Se de lá pra cá algo mudou do nosso lado, foi para melhor. O time cresceu em consistência e confirmou o bom começo de Estadual com uma bela campanha. Do lado do nosso oponente, bem, eles pelo menos conseguiram chegar à Taça Guanabara. Mas fazem uma campanha tétrica nesse segundo turno do campeonato, segurando a lanterna desde a primeira rodada e só conseguido empatar um jogo, justo contra o segundo pior time dos oito concorrentes. Diante disso, e até por ser o último dos pequenos que encaramos antes da última rodada, o Madura é o adversário ideal para conseguirmos recuperar a liderança da Guanabara.

Mas para isso precisaremos golear o tricolor mais hétero da cidade. Para ultrapassarmos os Flores – que encaram o complicado Voltaço fora de casa – precisaremos marcar muitos gols. Se os tricoletes vencerem sua partida pelo placar mínimo, precisaremos pelo menos repetir o placar do primeiro jogo contra o Madureira. Não que essa seja uma missão extremamente fácil. Uma vitória hoje na Colina até é o esperado, mas o Madureira não tem sido exatamente um saco de pancadas na Taça Guanabara. Mulambos e Caninos vencerem o Madura por 1 a 0. Os próprios Flores os venceram por 3 a 1. Para recuperar a liderança, o Vasco terá que se sair melhor que isso.

A questão é que nosso adversário não é a única coisa a ser superada hoje. Precisamos também superar nossos próprios problemas, o mais evidente, a queda de desempenho do time. Se nas últimas rodadas nossos resultados podem não ter sido péssimos, as atuações da equipe foram muito abaixo do que poderíamos esperar. Sendo um pouco mais rigoroso, desde o primeiro tempo contra o Boavista (na já distante segunda rodada) que o Vasco não joga bem. Se deixarmos de lado uma certa preguiça que tem acometido o time, já será um bom começo.

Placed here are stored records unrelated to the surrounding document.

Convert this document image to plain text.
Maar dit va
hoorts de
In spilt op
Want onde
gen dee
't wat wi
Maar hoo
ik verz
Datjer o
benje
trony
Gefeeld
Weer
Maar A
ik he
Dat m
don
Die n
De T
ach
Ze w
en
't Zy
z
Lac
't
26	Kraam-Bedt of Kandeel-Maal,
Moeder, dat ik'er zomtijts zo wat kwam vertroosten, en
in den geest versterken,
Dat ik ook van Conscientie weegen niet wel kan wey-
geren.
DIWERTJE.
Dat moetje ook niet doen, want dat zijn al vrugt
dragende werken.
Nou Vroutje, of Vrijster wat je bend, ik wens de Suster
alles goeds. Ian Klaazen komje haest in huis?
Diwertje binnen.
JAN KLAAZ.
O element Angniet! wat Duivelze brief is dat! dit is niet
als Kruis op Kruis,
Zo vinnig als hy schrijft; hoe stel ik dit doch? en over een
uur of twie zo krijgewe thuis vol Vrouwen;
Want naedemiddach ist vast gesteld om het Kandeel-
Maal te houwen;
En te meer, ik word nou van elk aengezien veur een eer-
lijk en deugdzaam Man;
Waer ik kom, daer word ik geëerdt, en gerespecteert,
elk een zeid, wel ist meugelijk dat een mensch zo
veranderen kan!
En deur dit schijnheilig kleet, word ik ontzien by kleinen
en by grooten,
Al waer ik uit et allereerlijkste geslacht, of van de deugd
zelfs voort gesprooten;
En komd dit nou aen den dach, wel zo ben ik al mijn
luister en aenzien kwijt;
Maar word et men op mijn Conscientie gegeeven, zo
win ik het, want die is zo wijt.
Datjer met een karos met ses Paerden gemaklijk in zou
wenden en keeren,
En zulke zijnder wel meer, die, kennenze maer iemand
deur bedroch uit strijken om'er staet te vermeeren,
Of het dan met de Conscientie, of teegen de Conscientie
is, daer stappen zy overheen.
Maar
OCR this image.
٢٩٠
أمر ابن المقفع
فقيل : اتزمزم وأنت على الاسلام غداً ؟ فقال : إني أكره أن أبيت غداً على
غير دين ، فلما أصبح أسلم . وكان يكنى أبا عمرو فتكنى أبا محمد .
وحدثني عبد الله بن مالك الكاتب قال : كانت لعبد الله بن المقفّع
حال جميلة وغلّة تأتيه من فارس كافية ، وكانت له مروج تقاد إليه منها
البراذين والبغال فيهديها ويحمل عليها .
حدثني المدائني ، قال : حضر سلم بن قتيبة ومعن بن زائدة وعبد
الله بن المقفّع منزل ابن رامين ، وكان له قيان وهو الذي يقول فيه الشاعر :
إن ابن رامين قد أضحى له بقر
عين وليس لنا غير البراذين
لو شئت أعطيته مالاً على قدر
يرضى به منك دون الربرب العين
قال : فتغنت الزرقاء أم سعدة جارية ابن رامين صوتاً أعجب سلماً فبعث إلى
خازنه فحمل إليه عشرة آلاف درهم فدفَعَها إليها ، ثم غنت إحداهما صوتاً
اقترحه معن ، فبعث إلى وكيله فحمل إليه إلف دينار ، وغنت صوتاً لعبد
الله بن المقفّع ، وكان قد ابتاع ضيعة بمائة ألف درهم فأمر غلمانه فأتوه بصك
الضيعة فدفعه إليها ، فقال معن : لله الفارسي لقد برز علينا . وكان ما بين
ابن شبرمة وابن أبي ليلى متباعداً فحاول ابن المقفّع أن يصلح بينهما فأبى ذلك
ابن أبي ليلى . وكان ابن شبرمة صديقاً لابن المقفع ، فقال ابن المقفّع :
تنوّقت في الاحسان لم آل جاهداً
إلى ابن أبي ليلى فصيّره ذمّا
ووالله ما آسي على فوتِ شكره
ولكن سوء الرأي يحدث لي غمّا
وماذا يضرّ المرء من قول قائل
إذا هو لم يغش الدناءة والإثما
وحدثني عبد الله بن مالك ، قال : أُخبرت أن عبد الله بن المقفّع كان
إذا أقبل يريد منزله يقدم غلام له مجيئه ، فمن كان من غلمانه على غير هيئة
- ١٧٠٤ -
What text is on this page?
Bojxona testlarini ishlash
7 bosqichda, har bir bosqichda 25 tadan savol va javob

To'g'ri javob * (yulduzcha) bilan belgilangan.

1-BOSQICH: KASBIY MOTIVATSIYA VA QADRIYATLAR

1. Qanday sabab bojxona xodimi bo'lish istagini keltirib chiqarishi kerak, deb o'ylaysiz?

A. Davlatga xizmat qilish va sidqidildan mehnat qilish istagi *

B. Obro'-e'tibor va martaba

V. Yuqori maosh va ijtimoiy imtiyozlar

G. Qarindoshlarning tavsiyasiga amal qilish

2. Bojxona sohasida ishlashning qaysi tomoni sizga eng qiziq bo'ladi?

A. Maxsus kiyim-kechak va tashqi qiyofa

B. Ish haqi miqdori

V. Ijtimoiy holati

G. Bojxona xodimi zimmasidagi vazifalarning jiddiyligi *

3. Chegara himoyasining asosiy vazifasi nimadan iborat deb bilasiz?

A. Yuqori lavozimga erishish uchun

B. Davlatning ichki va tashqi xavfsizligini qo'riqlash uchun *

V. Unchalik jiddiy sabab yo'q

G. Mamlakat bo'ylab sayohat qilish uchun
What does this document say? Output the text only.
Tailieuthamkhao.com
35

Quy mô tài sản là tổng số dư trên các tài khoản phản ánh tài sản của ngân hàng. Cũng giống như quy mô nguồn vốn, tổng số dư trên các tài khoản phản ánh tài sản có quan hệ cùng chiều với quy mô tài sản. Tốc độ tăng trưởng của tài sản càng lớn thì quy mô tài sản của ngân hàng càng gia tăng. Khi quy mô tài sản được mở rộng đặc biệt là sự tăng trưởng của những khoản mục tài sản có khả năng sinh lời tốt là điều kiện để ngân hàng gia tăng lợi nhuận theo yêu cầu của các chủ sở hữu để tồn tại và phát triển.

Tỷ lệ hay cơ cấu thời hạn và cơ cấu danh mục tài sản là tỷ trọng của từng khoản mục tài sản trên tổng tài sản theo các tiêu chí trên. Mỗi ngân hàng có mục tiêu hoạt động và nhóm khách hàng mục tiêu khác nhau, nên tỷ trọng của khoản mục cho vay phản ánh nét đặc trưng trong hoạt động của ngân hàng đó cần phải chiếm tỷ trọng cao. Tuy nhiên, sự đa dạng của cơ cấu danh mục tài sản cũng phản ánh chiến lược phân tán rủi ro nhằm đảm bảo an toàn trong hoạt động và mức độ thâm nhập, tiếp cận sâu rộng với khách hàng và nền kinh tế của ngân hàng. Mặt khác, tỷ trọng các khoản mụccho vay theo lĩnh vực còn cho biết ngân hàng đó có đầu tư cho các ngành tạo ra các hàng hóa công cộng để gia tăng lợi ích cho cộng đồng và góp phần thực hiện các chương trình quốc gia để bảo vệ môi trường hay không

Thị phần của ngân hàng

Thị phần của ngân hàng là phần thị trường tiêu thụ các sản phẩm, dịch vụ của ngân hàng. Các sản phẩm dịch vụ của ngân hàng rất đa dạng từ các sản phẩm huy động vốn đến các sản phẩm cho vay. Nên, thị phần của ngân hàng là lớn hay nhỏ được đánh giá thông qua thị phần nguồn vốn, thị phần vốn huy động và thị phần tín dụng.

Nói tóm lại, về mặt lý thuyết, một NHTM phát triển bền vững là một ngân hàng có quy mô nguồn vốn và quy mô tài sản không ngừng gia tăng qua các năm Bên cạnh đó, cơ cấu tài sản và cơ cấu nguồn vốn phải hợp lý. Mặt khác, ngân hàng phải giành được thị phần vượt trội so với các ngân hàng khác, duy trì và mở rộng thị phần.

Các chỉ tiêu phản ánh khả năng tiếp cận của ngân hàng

Jorginho e seus comandados não podem esquecer que vencer a Taça Guanabara nos trará uma boa vantagem para a semifinal. Se chegarmos ao clássico contra o Laranjal sem a obrigação de vencê-los, poderemos jogar uma partida decisiva com menos um peso nos ombros. É por isso que hoje é dia de marcarmos todos os gols que deixamos de marcar nas últimas rodadas.

VascoXMadura

Vasco X Madureira

Martín Silva, Madson, Luan, Rodrigo e Henrique; Marcelo Mattos, Julio dos Santos, Andrezinho e Nenê; Jorge Henrique e Riascos (Thalles).

Rafael, Formiga, Daniel, Jorge Felipe e Ayrton; Willian, Rezende, Ryan e Leandro Chaves; Geovane Maranhão e João Carlos.

Técnico: Jorginho.

Técnico: Gilberto Coroa.

Estádio: São Januário. Data: 09/04/2016. Horário: 18h30. Arbitragem: Grazianni Maciel Rocha. Auxiliares: Rodrigo Figueiredo Henrique Corrêa e Thiago Henrique Neto Corrêa Farinha.

O SporTV transmite a partida ao vivo para seus assinantes. O canal PFC transmite para seus assinantes em todo país .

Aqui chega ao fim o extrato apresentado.